Task: find all prime numbers not exceeding the given one. Below is the code. Could you please check if there is an error. I’m not entirely sure if it works correctly. I would be grateful.

Program Lab_4;
var
 i, n, range: integer;
 Flag: boolean;
Begin
 i: = 0;
 n: = 0;
 write ('Enter range:');
 read (range);
 while i & lt; range do
 Begin
  Flag: = True;
  n: = 0;
  i: = i + 1;
  while n & lt; i - 1 do
  Begin
   n: = n + 1;
   if ((i mod n = 0) and (n & gt; 2)) or ((i mod 2 = 0) and (i & lt; & gt; 2)) then
    Flag: = False;
  end;
  if Flag then
   writeln (i, '- Prime number!');
 end;
end.

Answer 1, authority 100%

Here, take a look. Something like this should be.

program Lab_4;
var
 i, n, range: integer;
 Flag: boolean;
begin
 i: = 1;
 n: = 0;
 write ('Enter range:');
 read (range);
 while i & lt; range do
 begin
  Flag: = True;
  n: = 1;
  i: = i + 1;
  if i & lt; & gt; 2 then
   while n & lt; = sqrt (i) do
   begin
    n: = n + 1;
    if i mod n = 0 then begin
      Flag: = False;
      break;
    end;
   end;
  if Flag then
   writeln (i, '- Prime number!');
 end;
end.

Answer 2, authority 97%

Sometimes it is much easier to rewrite the code. Then its readability will increase.

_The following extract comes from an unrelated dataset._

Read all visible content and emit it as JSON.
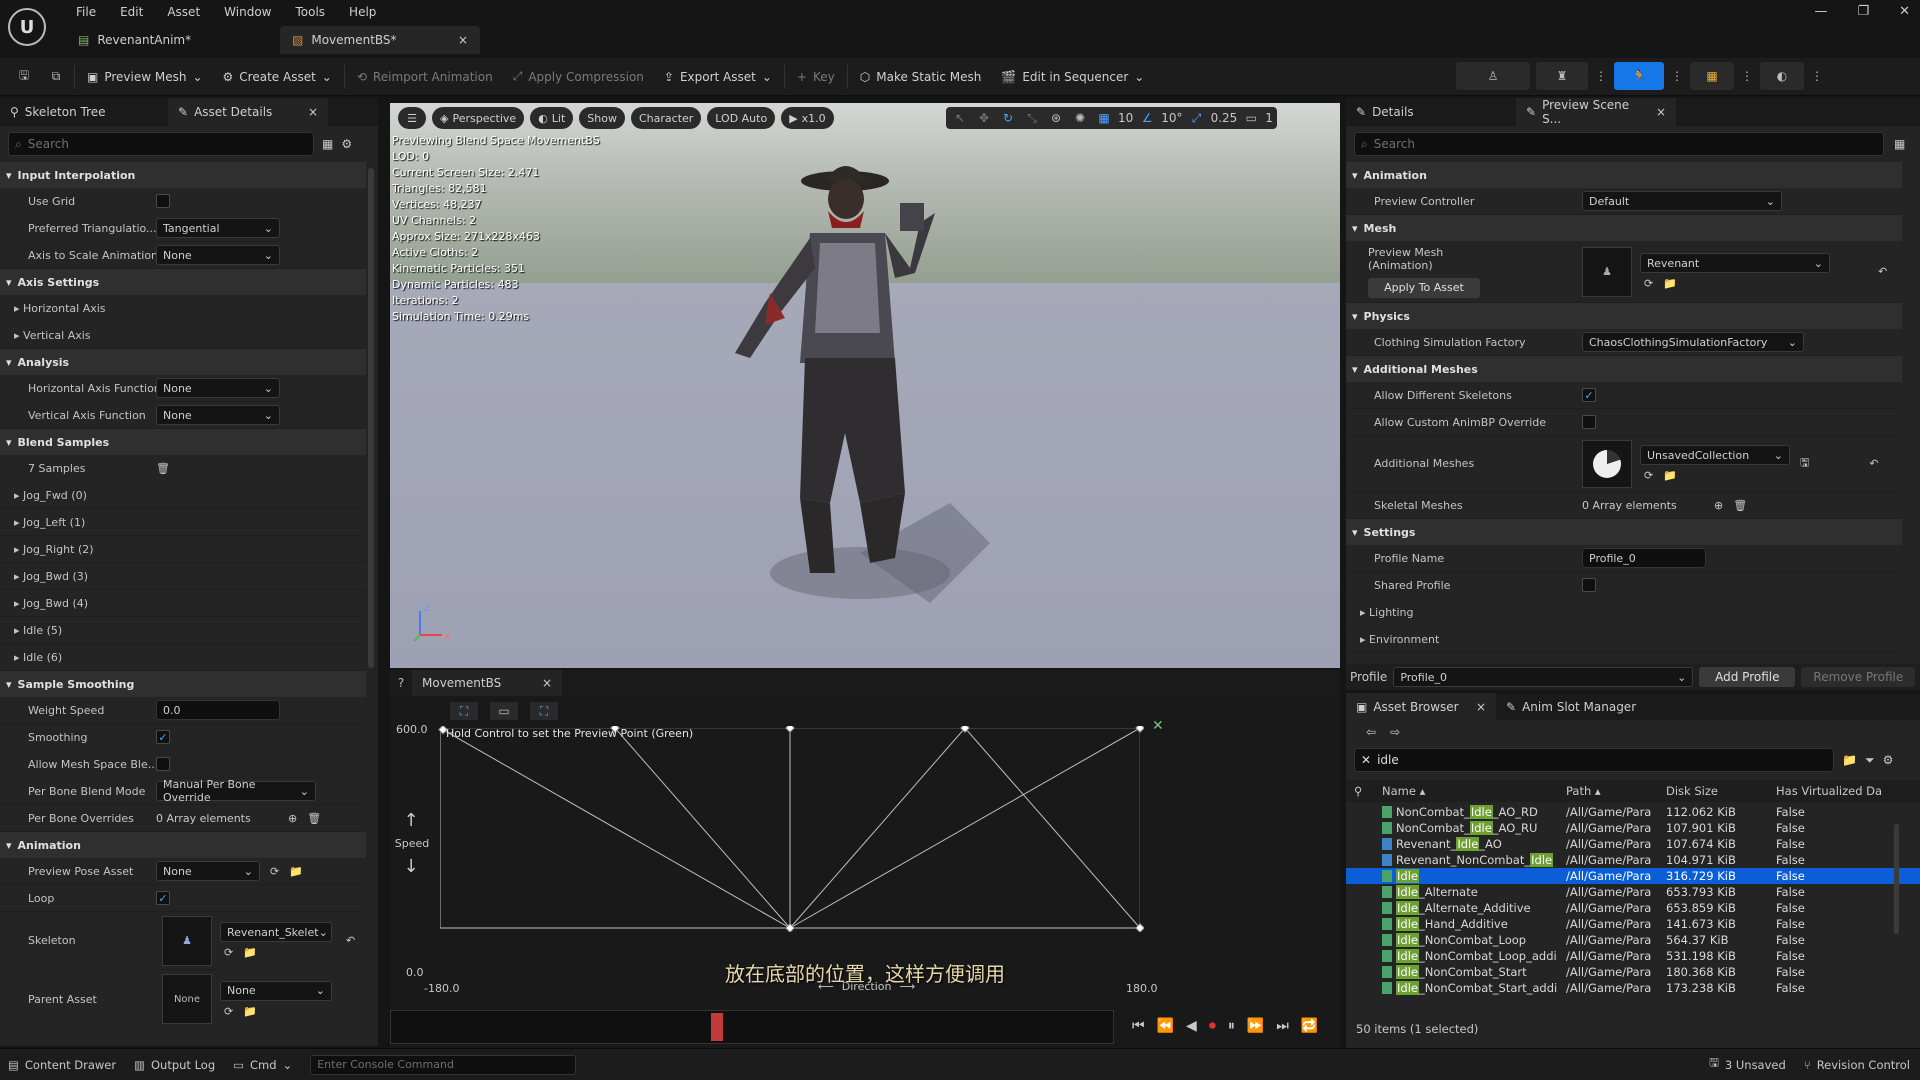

Why do you use the while loop when for is needed here, I did not understand. Well, as you rightly noted, you need to check divisibility not up to the number itself, but up to its square root.

Total:

program Lab_4;
var
 i, n, range: integer;
 Flag: boolean;
begin
 write ('Enter range:');
 read (range);
 for i: = 2 to range do begin
  Flag: = True;
  for n: = 2 to Trunc (Sqrt (i)) do begin
   Flag: = i mod n & lt; & gt; 0;
   if not Flag then
    break;
  end;
  if Flag then
   writeln (i, '- Prime number!');
 end;
end.

Answer 3, authority 100%

You can check your program for errors in an automated system. For example, here .
True, the I / O of the program will need to be adapted for the testing system, but it’s simple.

Answer 4, authority 100%

You can use the ideas Sundarama , the essence of which is simple and logical.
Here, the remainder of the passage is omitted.